Given that single blockade with angiotensin-converting enzyme inhibitors (ACEIs) or angiotensin receptor blockers (ARBs) can achieve only partial and undurable suppression of the Renin Angiotensin System (RAS), it has been hypothesized that dual blockage would be more beneficial in the management of blood pressure (BP) reduction and prevention of progressive chronic kidney disease (CKD) than either agent alone. Thus, it has been suggested that the combination of an ACEI and an ARB might provide renal benefits to hypertensive patients over and above BP reduction. However, this might also expose patients to additive or synergistic side effects. We attempted to conduct a systematic review to evaluate the benefits and harms of combination therapy in hypertensive patients with or without kidney diseases. MEDLINE and KoreaMed were searched for relevant randomized clinical trials in adult hypertensive patients with or without diabetes (restricted to 1997, limited to trials published in English).
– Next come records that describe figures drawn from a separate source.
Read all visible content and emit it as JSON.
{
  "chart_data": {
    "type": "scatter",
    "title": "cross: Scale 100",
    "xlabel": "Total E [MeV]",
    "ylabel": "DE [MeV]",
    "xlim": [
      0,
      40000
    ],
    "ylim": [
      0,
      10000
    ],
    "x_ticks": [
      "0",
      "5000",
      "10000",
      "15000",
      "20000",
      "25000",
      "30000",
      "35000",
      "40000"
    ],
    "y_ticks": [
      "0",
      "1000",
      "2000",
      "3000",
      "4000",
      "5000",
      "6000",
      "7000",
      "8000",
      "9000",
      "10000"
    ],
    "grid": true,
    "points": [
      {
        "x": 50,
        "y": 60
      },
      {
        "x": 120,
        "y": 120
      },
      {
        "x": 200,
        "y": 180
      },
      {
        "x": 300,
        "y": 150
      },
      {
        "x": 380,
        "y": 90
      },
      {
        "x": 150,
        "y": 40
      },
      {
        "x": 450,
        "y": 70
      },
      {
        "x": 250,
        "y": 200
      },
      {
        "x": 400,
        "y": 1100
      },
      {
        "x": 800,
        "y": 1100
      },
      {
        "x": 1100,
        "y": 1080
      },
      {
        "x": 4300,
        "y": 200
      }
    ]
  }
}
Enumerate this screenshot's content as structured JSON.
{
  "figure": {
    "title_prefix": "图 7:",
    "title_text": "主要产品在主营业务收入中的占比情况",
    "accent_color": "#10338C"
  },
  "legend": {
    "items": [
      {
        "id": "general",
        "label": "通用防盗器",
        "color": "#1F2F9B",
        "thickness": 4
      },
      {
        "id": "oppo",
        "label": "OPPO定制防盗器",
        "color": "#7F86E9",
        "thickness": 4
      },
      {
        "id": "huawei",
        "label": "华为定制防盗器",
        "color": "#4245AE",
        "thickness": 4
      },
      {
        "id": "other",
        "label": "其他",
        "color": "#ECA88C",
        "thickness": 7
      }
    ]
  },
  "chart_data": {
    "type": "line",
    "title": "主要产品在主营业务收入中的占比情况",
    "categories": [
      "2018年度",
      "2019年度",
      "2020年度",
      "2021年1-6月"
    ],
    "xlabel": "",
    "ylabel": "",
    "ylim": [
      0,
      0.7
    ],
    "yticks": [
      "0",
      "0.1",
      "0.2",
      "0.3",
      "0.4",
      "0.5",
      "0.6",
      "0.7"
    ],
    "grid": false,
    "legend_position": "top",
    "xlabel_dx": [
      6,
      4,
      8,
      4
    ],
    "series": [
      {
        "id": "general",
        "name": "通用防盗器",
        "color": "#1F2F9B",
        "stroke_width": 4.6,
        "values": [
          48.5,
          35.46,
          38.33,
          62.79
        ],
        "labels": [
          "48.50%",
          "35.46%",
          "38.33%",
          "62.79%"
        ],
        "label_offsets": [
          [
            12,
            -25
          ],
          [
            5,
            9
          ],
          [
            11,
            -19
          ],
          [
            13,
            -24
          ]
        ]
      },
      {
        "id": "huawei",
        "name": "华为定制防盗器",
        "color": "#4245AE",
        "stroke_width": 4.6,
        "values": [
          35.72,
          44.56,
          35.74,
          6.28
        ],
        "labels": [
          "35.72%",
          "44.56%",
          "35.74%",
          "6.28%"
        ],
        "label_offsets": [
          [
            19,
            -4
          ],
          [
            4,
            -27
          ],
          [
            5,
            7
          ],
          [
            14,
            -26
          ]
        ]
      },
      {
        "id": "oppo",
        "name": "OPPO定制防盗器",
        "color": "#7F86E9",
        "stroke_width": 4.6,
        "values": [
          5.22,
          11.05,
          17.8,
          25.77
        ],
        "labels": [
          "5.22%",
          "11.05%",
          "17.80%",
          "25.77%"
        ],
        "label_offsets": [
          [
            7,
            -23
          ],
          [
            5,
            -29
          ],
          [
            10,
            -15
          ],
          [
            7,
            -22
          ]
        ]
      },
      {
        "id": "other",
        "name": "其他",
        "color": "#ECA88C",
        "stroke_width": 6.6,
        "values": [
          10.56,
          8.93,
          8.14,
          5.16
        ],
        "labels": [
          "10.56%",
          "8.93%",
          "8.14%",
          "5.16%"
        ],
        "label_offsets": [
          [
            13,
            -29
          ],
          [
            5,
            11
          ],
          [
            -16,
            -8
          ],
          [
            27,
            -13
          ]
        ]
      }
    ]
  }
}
Results were summarized using the random-effects model, and between-studies heterogeneity was estimated with $I^2$. A final analysis of ten trials (23,928 patients) revealed that the combination of an ACEI and an ARB reduced blood pressure (SBP/DBP) by 3.95/2.02 mmHg (95% confidence interval [CI], -4.38 to -3.53/-2.33 to -1.71) compared with ACEI monotherapy, and 2.83/2.64 mmHg (95% CI, -3.25 to -2.41/-4.95 to -0.33) compared with ARB monotherapy. Eight trials (391 patients) demonstrated a significant reduction in 24h-proteinuria (weighted mean difference, 0.16 g/day, 95% CI, -0.26-0.05), but they did not translate into an improvement in GFR. Tests for heterogeneity showed no difference in effect among the studies. The combination therapy reduced proteinuria by 30% (95% CI, 23% to 37%) and 39% (95% CI, 31% to 48%) compared with ACEI monotherapy and ARB monotherapy, respectively. However, in patients who had proteinuria more than 0.5 g/day, the combination therapy failed to show significant reduction in urinary protein excretion. The current cumulative evidence suggests that diabetic patients with proteinuria on dual RAS blockade have an increase risk of adverse events such as hyperkalemia, hypotension, and so on, compared with ACEI or ARB alone. It is, therefore, proposed that the combination therapy should not be routinely used for the treatment of hypertension with or without compelling indications.